4 What is notice of circumstances? Most D&O policies allow the insured to provide voluntary notice of circumstances that may lead to a claim. Such notices allow coverage for a claim asserted after policy expiration so long as the circumstances are noticed to the insurer during the policy period. For example, a policyholder might notice concerns about the correctness of a securities disclosure as a circumstance though no suit has been threatened or asserted. Boards should require procedures for review of claims and potential claims so there are conscious decisions on whether to notify insurers of particular claims and circumstances before policy expirations. Where possible, policy provisions requiring mandatory notice of circumstances should be avoided.

5 Who will defend a claim? Most trustees believe that when a claim is covered by insurance, they will be able to select counsel at the insurer's expense. That is not necessarily the case. Many nonprofit D&O policies include a duty to defend, which often allows the insurer to choose counsel and control the defense. Even where there is no duty to defend, some policies require selection of counsel from an insurer-designated list. Boards should consider having trusted counsel included in such panels.

6 When can a policy be rescinded or canceled? Many D&O policies can be rescinded if the insurer can prove a material misrepresentation in an application. Some policies also may be canceled at the discretion of an insurer upon 30 days' notice. Ideally, a policy should provide that the insurer can cancel only for nonpayment following a grace period, and that coverage of individual insureds cannot be rescinded for any reason. Where rescission or denial of coverage is possible based on misrepresentation or intentional wrong, it should be limited through a severability clause to the individual responsible for the misrepresentation or injury. D&O policies and applications should be reviewed to ensure that cancellation, rescission and exclusion provisions are tailored as narrowly as possible.

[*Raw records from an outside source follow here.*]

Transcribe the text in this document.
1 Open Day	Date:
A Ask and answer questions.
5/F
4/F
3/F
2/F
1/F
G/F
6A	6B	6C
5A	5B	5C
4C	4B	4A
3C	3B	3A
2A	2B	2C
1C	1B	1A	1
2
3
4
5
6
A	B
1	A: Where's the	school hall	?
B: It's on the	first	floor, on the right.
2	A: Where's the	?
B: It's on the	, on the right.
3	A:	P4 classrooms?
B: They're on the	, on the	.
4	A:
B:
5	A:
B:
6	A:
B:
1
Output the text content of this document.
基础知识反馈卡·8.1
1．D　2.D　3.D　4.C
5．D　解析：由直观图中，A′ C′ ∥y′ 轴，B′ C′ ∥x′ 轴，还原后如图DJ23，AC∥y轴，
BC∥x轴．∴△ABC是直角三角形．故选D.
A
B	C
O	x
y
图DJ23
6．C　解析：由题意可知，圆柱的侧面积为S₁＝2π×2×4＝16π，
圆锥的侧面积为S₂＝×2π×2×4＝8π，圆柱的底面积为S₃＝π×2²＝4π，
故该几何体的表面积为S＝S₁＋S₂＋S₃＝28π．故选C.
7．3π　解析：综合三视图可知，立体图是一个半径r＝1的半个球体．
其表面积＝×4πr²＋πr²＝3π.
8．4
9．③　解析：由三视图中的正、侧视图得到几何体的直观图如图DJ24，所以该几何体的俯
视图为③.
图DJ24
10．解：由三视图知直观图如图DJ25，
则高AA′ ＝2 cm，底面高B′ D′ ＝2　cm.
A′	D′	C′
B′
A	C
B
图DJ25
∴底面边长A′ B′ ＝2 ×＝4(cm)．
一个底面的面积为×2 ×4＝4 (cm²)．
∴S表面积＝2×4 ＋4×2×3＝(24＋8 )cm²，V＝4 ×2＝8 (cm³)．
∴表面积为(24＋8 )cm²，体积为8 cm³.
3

7 Are restitution, fines and penalties covered? Another issue arising from increased regulatory scrutiny is the extent of coverage for restitution, punitive or multiple damages, and certain fines and penalties. While insurers may propose policies that exclude such awards, it is common for certain fines and penalties to be covered. Because the insurability of restitution, punitive damages and fines varies by state, some policies require coverage to be governed by the most favorable law with any reasonable connection to the policy.

8 How are settlements handled? Settlements raise three important issues. First, some policies purport to give the insurer the right to settle, but most insureds are concerned about such provisions because settlements can raise strategic and reputational risks. Second, policy exclusions based on fraudulent or intentional injury should be limited to final adjudications in the underlying case so they do not apply when a case is settled. Third, while D&O policies often require the insured and insurer to use good faith in allocating a settlement between covered and noncovered claims, many policies require an allocation based on "the relative legal exposures" of the claims and parties. If possible, this standard should be deleted because it often leads to unfair, pro-insurer results. Counsel should be consulted as to a proper standard or whether the likely controlling law provides a standard so it is unnecessary to include one.

9 What is the order of payment? D&O policies have coverage limits that often include defense costs. Directors and officers should require a priority-of-payment provision so that, in the event of multiple claims on policy proceeds, it is clear that policy limits are available first to officers and directors and only then to the hospital.

D&O policies demand careful review. To ensure coverage that is as robust as possible, boards must require periodic presentations on D&O coverage based on review by experienced professionals.